# LeftoverLocals: Listening to LLM Responses Through Leaked GPU Local Memory

**Authors:** T. Sorensen, H. Khlaaf  
**Venue:** ArXiv, 2024  
**PDF:** [leftoverlocals2024.pdf](../leftoverlocals2024.pdf) | **Full Markdown:** [leftoverlocals2024.md](../markdown/leftoverlocals2024.md)

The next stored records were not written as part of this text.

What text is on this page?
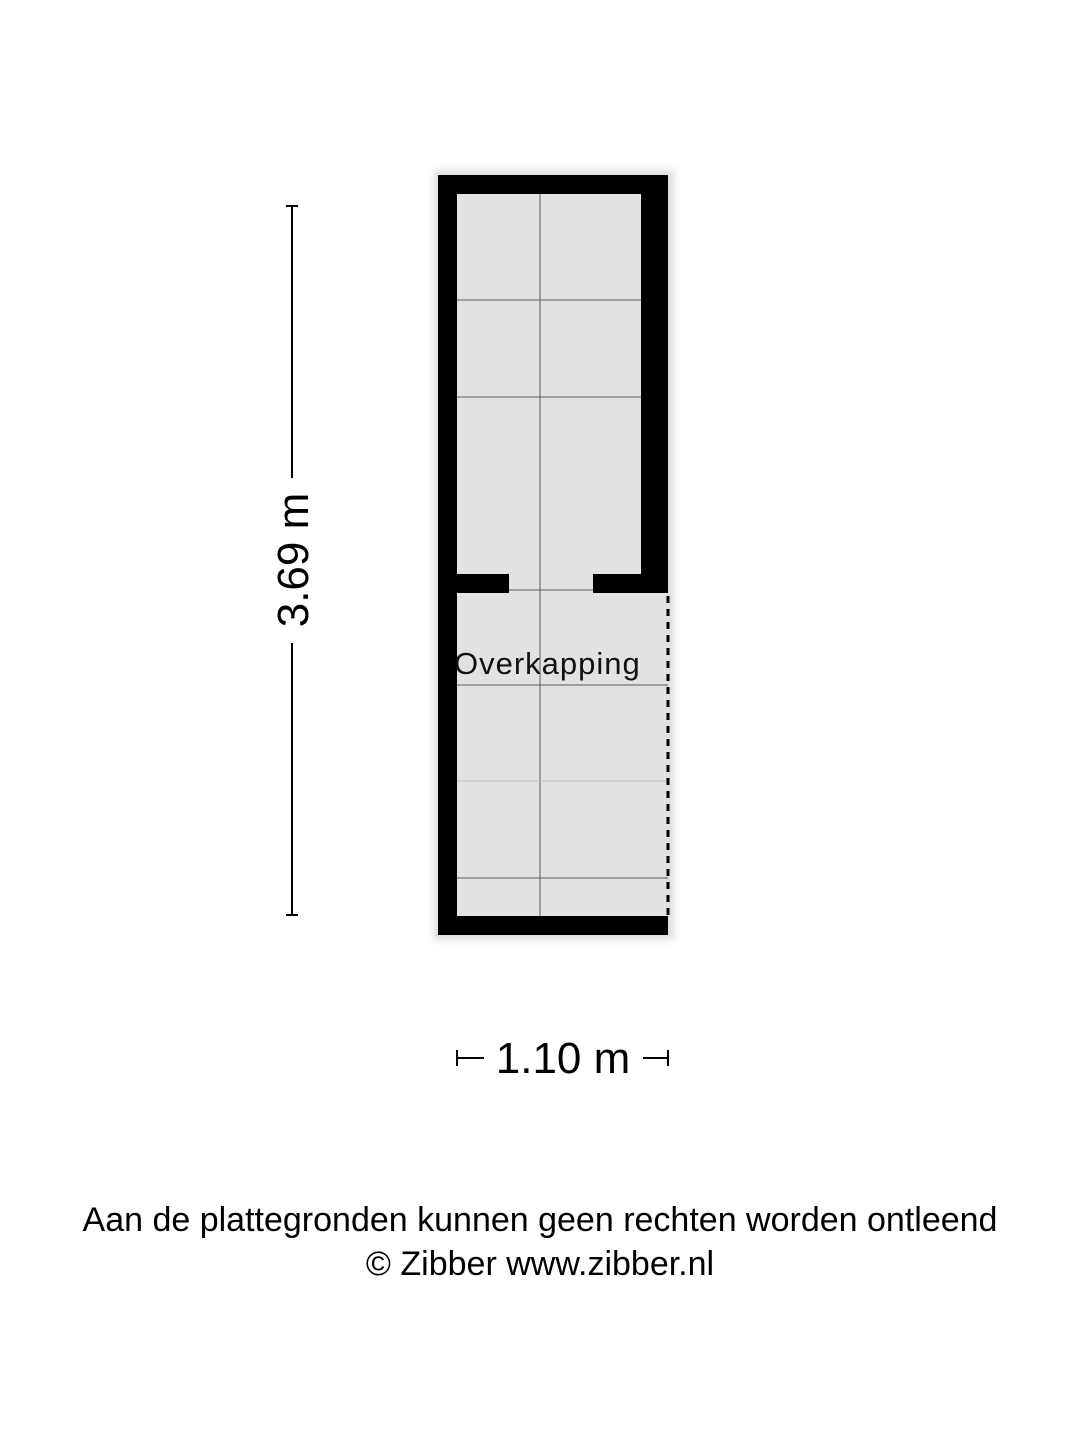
Overkapping
3.69 m
1.10 m
Aan de plattegronden kunnen geen rechten worden ontleend
© Zibber www.zibber.nl
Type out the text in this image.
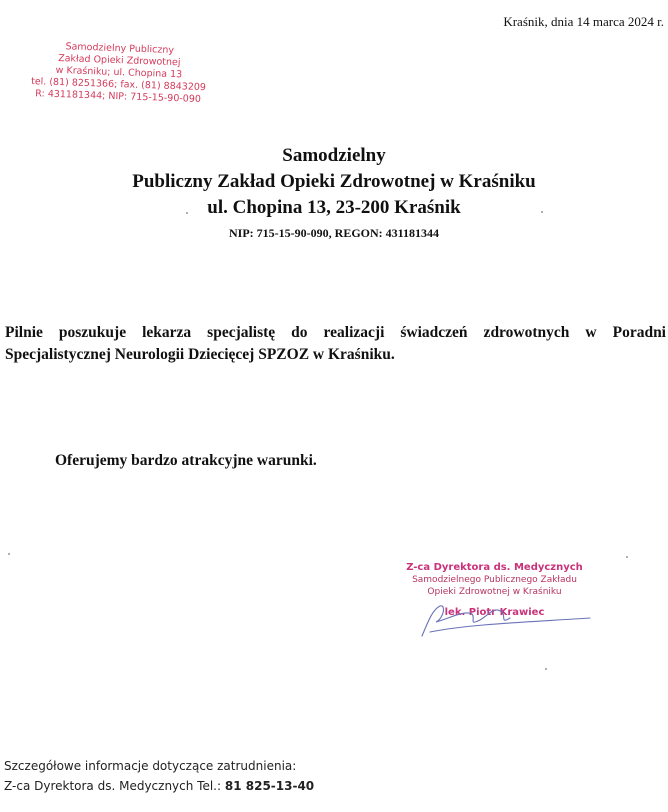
Kraśnik, dnia 14 marca 2024 r.
Samodzielny Publiczny
Zakład Opieki Zdrowotnej
w Kraśniku; ul. Chopina 13
tel. (81) 8251366; fax. (81) 8843209
R: 431181344; NIP: 715-15-90-090
Samodzielny
Publiczny Zakład Opieki Zdrowotnej w Kraśniku
ul. Chopina 13, 23-200 Kraśnik
NIP: 715-15-90-090, REGON: 431181344
Pilnie poszukuje lekarza specjalistę do realizacji świadczeń zdrowotnych w Poradni Specjalistycznej Neurologii Dziecięcej SPZOZ w Kraśniku.
Oferujemy bardzo atrakcyjne warunki.
Z-ca Dyrektora ds. Medycznych
Samodzielnego Publicznego Zakładu
Opieki Zdrowotnej w Kraśniku
lek. Piotr Krawiec
Szczegółowe informacje dotyczące zatrudnienia:
Z-ca Dyrektora ds. Medycznych Tel.: 81 825-13-40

This paper describes LeftoverLocals (CVE-2023-49691), a vulnerability that allows data recovery from GPU local memory created by another process, with particular implications for LLM and ML model security.

## Key Contributions

- **Vulnerability discovery**: GPU local memory — an optimized memory region — is not properly cleared between process invocations on Apple, Qualcomm, and AMD GPUs.
- **LLM eavesdropping PoC**: Demonstrated an attacker listening to another user's interactive LLM session (e.g., llama.cpp) across process or container boundaries, leaking ~5.5 MB per GPU invocation (~181 MB per LLM query on AMD Radeon RX 7900 XT).
- **Large-scale coordinated disclosure**: Worked with CERT Coordination Center to disclose to all major GPU vendors (NVIDIA, Apple, AMD, Arm, Intel, Qualcomm, Imagination).
- **Vendor response**: Apple's A17 and M3 processors contain fixes; AMD devices remain impacted; Qualcomm released firmware patches for some devices.

## Summary

As ML applications increasingly run on diverse GPUs (not just NVIDIA), the security of these devices is critical. LeftoverLocals shows that many GPUs fail to isolate local memory between processes, enabling an attacker to reconstruct LLM responses with high fidelity. The vulnerability highlights that many parts of the ML stack have not been rigorously reviewed by security experts.